I didn't want to hear any more of this damn varment's bullshit. I wanted answers and I wanted them quick.
"OK wise guy! Cut the crap. I want some real advice and I want it now, wise guy. Tell me your wisest piece of wisdom!", I demanded. He looked a little unnerved. He gulped and loosened his tie a bit (did I mention what he was wearing? A tuxedo). "Yes very good." He replied squinting his eyes as if reading from a book inside his insane brain. Slowly, he began, "The most wise thing I can tell you is" In a low gravely whisper, he continued, "...is...is...is!" his whisper exponentially grew into a shout, "IS!!" I go so excited at the prospect of learning such a golden nugget of top secret information I jumped up wide eyed and smiling, "yes?? Yes?? What is it??!"
At this point the little dinosaur was like a boiling pot of spaghetti about to overflow because you didn't stir him enough or add salt, I guess. He got on his tippy toes and pointed a finger in the air in proud declaration. "IS!!"
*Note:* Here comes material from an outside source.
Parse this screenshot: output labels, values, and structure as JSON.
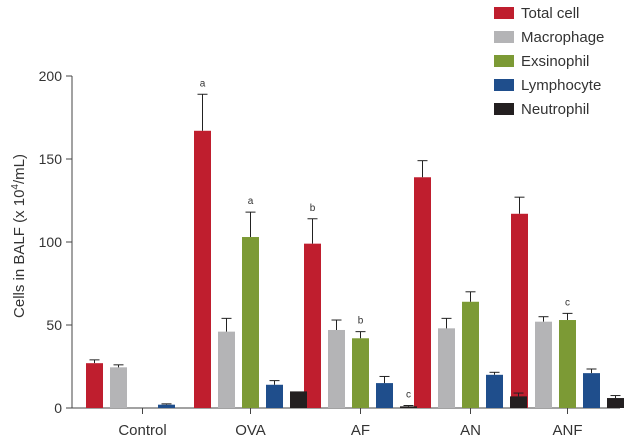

"IS??!" I asked/yelled, "IS??" He pulled the switcharoo. I couldn't take the suspense any more! I Ran over to him and pulled his head off and threw it out the window, screaming like a wild caveman. "AHHHHHGHH! JUST FUCKING TELL ME!!!"
I'll guess I'll never know what he was going to tell me that fateful night. Maybe I missed out on the single most enlightening piece of wisdom of my life. Maybe I didn't. Maybe he was just fooling me. Takin' me for a ride. Pulling my leg. Pulling the shirt over my head. Yanking my chain. Giving me one heck of a snow job. Maybe he was just stalling, biding time in the hopes that I'd excuse myself to use the bathroom at some point and then he'd run out of the house, make a dash for it, probably swiping a bag of my Chips A'Hoy along with him.
Ah, keep it little feller. I got a whole years worth.